Hans-Ulrich Neumann sagt:

#1 - 27.02.2023 um 10:08 Uhr

0

Na, da ist Ihnen in Sachen "Dual" aber einiges durcheinander geraten. Die Dual Phono GmbH, das war Fehrenbacher, hatte bis vergangenes Jahr nur eine einfache Lizenz den Namen Dual für die "CS..."-Plattenspieler zu nutzen. Fehrenbacher ist nicht mehr existent, die Produktion wurde vom Mutterhaus von Project übernommen, die ehemaligen Dual-Geräte werden technisch weitgehend unverändert unter dem Namen "Rekkord" angeboten und genauso in Deutschland gefertigt, wie die Project-Dreher, die eine Automatik haben, wie der von Ihnen getestete A1. Die Dual GmbH in Landsberg, die bislang die "DTJ..." Modelle und allerlei DAB-Radios, Minianlagen usw. anbot, war zwischen zeitlich insolvent, ist nun in Fuchstal ansässig. Dieses Unternehmen hat nun selbst einige Modell mit der Bezeichnung "CS..." neu im Angebot, die in Teilen in Deutschland entwickelt wurden, so z.B. der Antrieb des neuen Dual CS 618Q. Gebaut werden diese Geräte bei Hanpin.
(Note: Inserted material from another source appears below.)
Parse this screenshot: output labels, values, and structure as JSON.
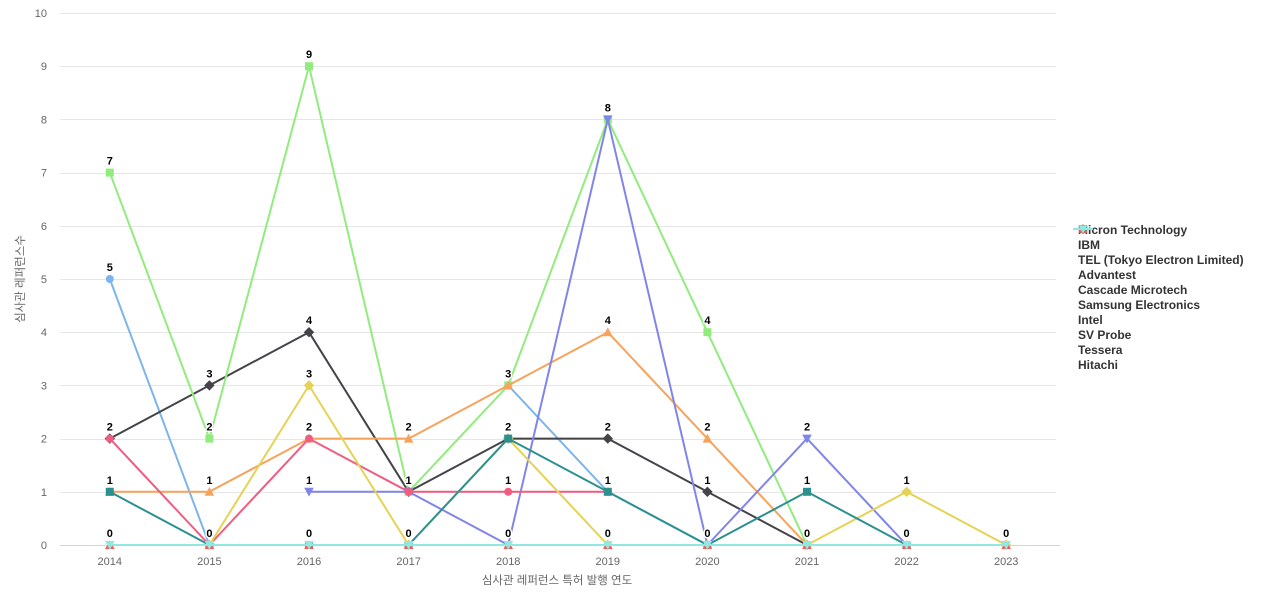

Entwickler ist Alfred Langer, der, basierend auf dem "Langer 7" auch den Dual Primus Maximus entwickelt hat, der als Manufakturware als einziger Dual in Deutschland gefertigt wird. Die Dual-Geschichte ist inzwischen immer komplizierter und es ist nun seit vergangenem Jahr gar nicht mehr auszumachen, wer im Endeffekt der "legitime Erbe" der "Dual Gebr. Steidinger" ist, die damals nach dem Konkus in die Dual GmbH aufging, deren Eigner Thomson Brand war, dann Schneider, teilweise Karstadt... Es werden im Schwarzwald Plattenspieler mit der Technik der alten Dual-Geräte gebaut, vertrieben eben als Project und Rekkord. Zwischenzeitlich gab es auch Thorens-Modelle, die bei Fehrenbacher gebaut wurde.